Sometimes an IQ Trainwreck just gets you in the …

Over on the website of Information Impact (Larry P. English’s consulting firm) a list of “Publicly exposed IQ Problems” is maintained. Occasionally we like to pop over and see what Larry’s people have spotted in the media that we might have missed.

One that got the (male) administrator of this site right in the *ahem* was the story of a US Army veteran who had the wrong testicle removed in a Veterans Administration Hospital. It seems that a chain of small errors resulted in the surgeon confidently and competently removing the wrong gonad. Gonad… I’d goMad.

The interesting thing on the USA Today blog site is that in the related stories they link to a Washington Post story that says that “wrong site surgery” (in other words accidentally cutting off perfectly functioning body parts or the right part off the wrong person) could be up to 20 times more common than previously thought. However they also link to a press release from the Agency for Healthcare Research and Quality (an American organisation) detailing a study that shows wrong site surgery to be less common than previously thought.

This contradiction in statistics is itself an IQ Trainwreck – either there is a problem which should be addressed with expidition or there isn’t a problem. The fact that reliable information appears not to be available (perhaps through non-reporting of the issue in some cases) means that the ‘customers’ of healthcare services in the US don’t have information that meets, let alone exceeds, their expectations.
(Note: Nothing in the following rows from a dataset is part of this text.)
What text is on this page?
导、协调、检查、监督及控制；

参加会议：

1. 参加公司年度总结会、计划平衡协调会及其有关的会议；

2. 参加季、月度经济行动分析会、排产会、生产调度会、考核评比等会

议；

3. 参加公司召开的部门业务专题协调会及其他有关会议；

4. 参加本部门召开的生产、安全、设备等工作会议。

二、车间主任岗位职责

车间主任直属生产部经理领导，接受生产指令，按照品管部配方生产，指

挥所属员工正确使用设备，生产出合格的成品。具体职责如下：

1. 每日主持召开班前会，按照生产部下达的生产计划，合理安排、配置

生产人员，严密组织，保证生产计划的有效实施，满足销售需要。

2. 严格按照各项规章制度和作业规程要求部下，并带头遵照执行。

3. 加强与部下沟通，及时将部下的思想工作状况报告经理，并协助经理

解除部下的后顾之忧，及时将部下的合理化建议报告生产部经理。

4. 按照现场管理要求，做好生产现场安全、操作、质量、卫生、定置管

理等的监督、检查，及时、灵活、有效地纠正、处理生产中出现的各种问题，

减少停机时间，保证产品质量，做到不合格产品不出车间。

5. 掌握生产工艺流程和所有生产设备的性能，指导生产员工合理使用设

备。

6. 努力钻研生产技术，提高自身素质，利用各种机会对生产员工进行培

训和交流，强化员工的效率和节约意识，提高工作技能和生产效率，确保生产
At least the two reports agree that these errors are preventable.

Of course wrong site surgery never happens outside the USA. Apart from:

the Irish man who had his stomach removed in error due to a mix up in tissue samples (no, that is not the set up to a humorous punchline). In this case doctors went to the extent of sending the tissue samples to an outside laboratory to get the diagnosis confirmed before operating (a 21 year old man was diagnosed with advanced stomach cancer). However the defect in the process/information had occured so early in the chain of events that their ‘stop and check’ actions simply confirmed the incorrect diagnosis leading to an extreme result for the young man in question.